How can we “unlearn” nonproductive or bad behaviors and replace them with productive, good behaviors? How can a trader overcome losing ways and replace them with winning ways? Can reward and punishment be used as motivators? Why? Do not we learn much from our trading losses? These are some of the important issues that learning psychologists can answer for us.
Thorndike pointed out that although parents and educators have used punishment for many years, it is only effective in specific circumstances and is virtually ineffective in teaching new behaviors when used alone. If I punish you every time you do a particular thing I do not like, you will stop doing that thing. However, you may still do many other things that I do not like.

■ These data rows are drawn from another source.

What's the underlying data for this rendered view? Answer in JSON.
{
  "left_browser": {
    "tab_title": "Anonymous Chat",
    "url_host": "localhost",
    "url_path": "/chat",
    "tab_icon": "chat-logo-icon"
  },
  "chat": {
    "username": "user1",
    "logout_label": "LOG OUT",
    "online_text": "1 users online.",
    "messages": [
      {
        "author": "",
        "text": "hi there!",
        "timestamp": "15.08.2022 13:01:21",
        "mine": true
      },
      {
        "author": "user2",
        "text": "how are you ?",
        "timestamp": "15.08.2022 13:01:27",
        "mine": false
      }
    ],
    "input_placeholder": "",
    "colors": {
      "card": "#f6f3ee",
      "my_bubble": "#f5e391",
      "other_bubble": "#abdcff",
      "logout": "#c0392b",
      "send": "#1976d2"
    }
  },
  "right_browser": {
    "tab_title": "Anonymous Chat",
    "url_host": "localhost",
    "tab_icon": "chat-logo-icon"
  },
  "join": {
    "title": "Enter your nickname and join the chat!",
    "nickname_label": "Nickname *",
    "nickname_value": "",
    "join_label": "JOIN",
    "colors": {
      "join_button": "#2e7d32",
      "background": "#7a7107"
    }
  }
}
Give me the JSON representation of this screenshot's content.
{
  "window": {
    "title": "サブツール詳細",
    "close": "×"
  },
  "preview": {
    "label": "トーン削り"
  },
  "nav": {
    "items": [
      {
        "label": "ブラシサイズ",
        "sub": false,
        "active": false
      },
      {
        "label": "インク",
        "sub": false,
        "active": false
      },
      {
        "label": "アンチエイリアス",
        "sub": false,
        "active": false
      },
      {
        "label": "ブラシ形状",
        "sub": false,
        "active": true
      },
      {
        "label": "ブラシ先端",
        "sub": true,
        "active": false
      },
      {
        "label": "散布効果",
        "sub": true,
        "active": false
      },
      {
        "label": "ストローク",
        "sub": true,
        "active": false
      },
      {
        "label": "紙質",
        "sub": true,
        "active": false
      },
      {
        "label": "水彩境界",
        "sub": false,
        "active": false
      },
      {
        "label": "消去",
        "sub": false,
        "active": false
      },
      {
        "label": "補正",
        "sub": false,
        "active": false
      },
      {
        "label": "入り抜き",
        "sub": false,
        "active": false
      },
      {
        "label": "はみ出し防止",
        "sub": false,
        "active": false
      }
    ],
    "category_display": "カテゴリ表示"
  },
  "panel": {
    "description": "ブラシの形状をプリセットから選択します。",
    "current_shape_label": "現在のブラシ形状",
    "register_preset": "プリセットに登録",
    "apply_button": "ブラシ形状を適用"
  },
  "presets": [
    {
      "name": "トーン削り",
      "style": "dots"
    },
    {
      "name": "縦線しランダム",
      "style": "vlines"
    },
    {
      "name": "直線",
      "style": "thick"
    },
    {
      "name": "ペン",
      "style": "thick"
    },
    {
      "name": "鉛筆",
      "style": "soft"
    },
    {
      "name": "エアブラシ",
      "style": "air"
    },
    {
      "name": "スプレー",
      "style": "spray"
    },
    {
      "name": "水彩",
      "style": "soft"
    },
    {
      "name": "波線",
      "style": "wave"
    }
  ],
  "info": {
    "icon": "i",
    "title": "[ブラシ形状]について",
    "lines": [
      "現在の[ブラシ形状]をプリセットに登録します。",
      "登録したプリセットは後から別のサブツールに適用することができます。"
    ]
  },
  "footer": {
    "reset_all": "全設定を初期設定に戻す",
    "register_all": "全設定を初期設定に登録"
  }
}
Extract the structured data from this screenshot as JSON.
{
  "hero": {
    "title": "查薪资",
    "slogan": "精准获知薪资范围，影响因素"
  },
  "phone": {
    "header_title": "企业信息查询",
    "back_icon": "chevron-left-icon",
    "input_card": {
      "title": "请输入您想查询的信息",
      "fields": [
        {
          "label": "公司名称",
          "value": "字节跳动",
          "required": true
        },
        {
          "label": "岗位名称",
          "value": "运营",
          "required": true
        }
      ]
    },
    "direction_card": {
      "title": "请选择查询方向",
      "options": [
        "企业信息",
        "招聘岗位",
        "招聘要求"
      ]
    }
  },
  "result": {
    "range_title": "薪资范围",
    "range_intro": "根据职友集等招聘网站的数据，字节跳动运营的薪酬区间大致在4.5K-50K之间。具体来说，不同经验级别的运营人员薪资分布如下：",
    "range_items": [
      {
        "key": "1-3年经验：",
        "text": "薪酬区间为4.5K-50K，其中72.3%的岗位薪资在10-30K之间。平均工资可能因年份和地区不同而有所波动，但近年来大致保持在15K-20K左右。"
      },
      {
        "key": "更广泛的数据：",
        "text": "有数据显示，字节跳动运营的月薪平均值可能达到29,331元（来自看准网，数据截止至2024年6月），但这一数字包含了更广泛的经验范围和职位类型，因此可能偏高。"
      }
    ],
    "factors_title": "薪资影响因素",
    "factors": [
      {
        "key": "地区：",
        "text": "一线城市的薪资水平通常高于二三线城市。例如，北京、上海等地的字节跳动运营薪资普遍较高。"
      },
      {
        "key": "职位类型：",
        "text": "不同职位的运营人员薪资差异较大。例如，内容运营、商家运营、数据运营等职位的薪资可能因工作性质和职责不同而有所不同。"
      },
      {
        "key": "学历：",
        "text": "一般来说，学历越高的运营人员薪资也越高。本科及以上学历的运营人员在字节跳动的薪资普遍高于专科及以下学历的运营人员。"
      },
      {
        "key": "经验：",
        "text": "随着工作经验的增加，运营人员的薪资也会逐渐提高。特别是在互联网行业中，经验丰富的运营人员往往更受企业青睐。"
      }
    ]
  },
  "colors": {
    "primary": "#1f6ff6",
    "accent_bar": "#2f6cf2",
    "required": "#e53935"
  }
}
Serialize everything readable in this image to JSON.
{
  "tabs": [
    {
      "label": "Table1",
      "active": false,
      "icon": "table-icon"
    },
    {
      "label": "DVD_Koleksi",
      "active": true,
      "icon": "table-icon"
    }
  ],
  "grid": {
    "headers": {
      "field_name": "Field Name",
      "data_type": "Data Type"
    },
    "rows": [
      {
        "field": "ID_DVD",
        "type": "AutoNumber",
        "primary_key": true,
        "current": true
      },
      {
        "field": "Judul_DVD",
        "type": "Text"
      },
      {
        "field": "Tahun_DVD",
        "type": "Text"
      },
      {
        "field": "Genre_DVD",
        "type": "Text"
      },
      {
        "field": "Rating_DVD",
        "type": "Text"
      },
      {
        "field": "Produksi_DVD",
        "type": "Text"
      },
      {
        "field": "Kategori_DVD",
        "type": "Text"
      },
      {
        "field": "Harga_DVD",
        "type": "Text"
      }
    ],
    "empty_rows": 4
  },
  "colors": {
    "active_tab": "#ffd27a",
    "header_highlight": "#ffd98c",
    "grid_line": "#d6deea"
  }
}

I can punish you for each and every behavior I wish you to eliminate but my battle may be a life-long one akin to picking dandelions from my lawn without removing the roots. While some new behaviors may be taught with punishment, the use of rewards for appropriate behaviors gets faster, better, and longer-lasting results.
There are many ways to lose money in the markets, but there are only a few ways to make money. And there are even fewer ways to keep the money. While traders collectively spend millions of dollars every year attending seminars, buying books, tapes, and trading systems, they focus very little energy on learning the behaviors that will facilitate success. Why? Because the rules of trading systems, methods and indicators are very specific, often objective, and frequently require nothing more than rote memorization. In other words, they are easy to learn and easy to apply.
If you trade without a plan, your chances of success are slim to none. Yes, you may be one of the lucky few who hit it big the first time, but the odds are minimal. Without a plan, you will find yourself buffeted about by the winds of chance, the opinions of others, the persuasion of newsletters and advisors, the pressures of fast-talking brokers and the bias of the media. Your responses will be whimsical. But the greatest danger is that you will not learn anything from your behavior.
This could mean that you are following a computerized trading system from a chart book, a newsletter, astrology, or a random number generator. Regardless of where the input comes from, it must be treated as relatively close as possible and as often as possible. What I recommend is that you employ a relatively mechanical trade entry system and a more flexible exit system. In other words, I advise against rigidity, against inflexibility in following any plan. But to stray from a play, you must have a plan at the outset.
There are various levels of adherence to a plan. Every trader must find his or her level of comfort in straying from the beaten path. Some traders feel uncomfortable with just a minor deviation from the course and others are able to tolerate wide variances in their plans. The final determinant must be your results in the marketplace.